There were significant differences in age among patients with LVOT obstruction vs. patients without LVOT obstruction and control subjects. However, the main intent of this study was not to compare Ao and MPA flow between different cohorts but to compare those parameters within the given cohort (i.e., within patients with obstructive/non-obstructive HCM or controls). Using MPA flow, we aimed to internally validate the reliability of Ao PC data in patients with turbulent flow due to LVOT obstruction. Considering the main aim of the study, namely, comparison of Ao and MPA flow within given subjects, age differences should not affect the results, since age similarly affects both aortic and pulmonary flow within the same patient. Nevertheless, we performed multivariate analyses to check whether the differences in MRvol among different cohorts (HCM with LVOT obstruction, HCM without LVOT obstruction, and control group) were attributable to baseline differences between groups. By entering the presence of LVOT obstruction, age, gender, and velocity encoding sensitivity into the regression models, we found that the presence of LVOT obstruction (but not age or other factors) was an independent predictor of MRvol (data not shown). Thus, differences in mitral regurgitation severity between obstructive and non-obstructive HCM patients were not explained by variations in age between study cohorts but by the presence of obstruction.
The degree of LVOT obstruction together with the degree of mitral regurgitation vary depending on preload, LV contractility, and afterload [
3,
42]. Moreover, medications, alcohol intake, and prandial status affect the LVOT gradient. Previous studies have shown that fluctuations in the LVOT gradient are inherent characteristics of HCM patients that stem from the dynamic nature of the obstruction [
43‐
45]. Not only day-to-day but also beat-to-beat and respiratory variability in the LVOT gradient have been demonstrated [
43‐
45]. In our study, the mean time between CMR and echocardiography assessment was 34 days; thus, differences in loading conditions between these two time points cannot be excluded. We are aware that it is not possible to control for a myriad of factors that affect the LVOT gradient, but we have tried to control the factors that are controllable. None of the patients underwent invasive procedures or a change in medical treatment within this interval. Nevertheless, wide spontaneous fluctuations in the LVOT gradient make it almost impossible to accomplish the experiments at two different time points with the same degree of LVOT obstruction. Performing two studies (CMR and echocardiography) in 1 day or in succession may not solve this issue. This limitation is common among all studies on HCM patients.

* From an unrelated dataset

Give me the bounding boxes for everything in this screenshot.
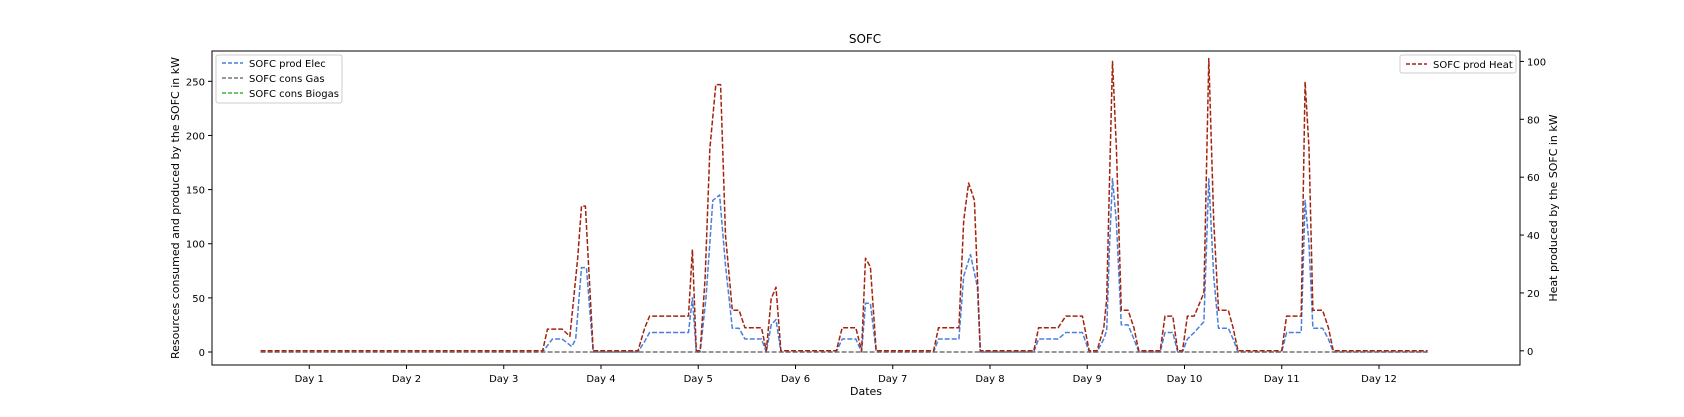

In addition to the above-mentioned issues, our study has several other limitations that should be acknowledged. Muzzarelli et al. [
14] showed that PC acquisitions performed at levels other than the level of the ascending aorta (at the level of the aortic valve or LVOT) may be the solution to inaccurate flow quantification in the ascending aorta. In HCM patients, measurements in the LVOT in the presence of dynamic obstruction would be challenging and possibly erroneous due to the complex flow pattern caused by LVOT obstruction. Vortex formations originating in the LVOT make measurements proximal to flow turbulence impossible. Moreover, measurements at the aortic valve in the case of subvalvular obstruction (LVOT obstruction) would also be prone to artifacts and errors. Finally, the impact of shorter echo times on aortic flow measurements was not tested. However, we aimed to test our hypothesis using standard real-life parameters. Considering the results of our study, further studies should be considered to determine a solution for resolving inaccurate Ao data caused by LVOT obstruction. Using PC sequences with shorter echo times might be one solution [
15]. The potential utility of pulmonary flow in clinical decision-making in patients with mitral regurgitation should be confirmed or refuted in further studies. In particular, a comparison of pulmonary flow-based vs. aortic flow-based mitral regurgitation volumes calculated using flow measurements performed at different levels of the aorta is warranted.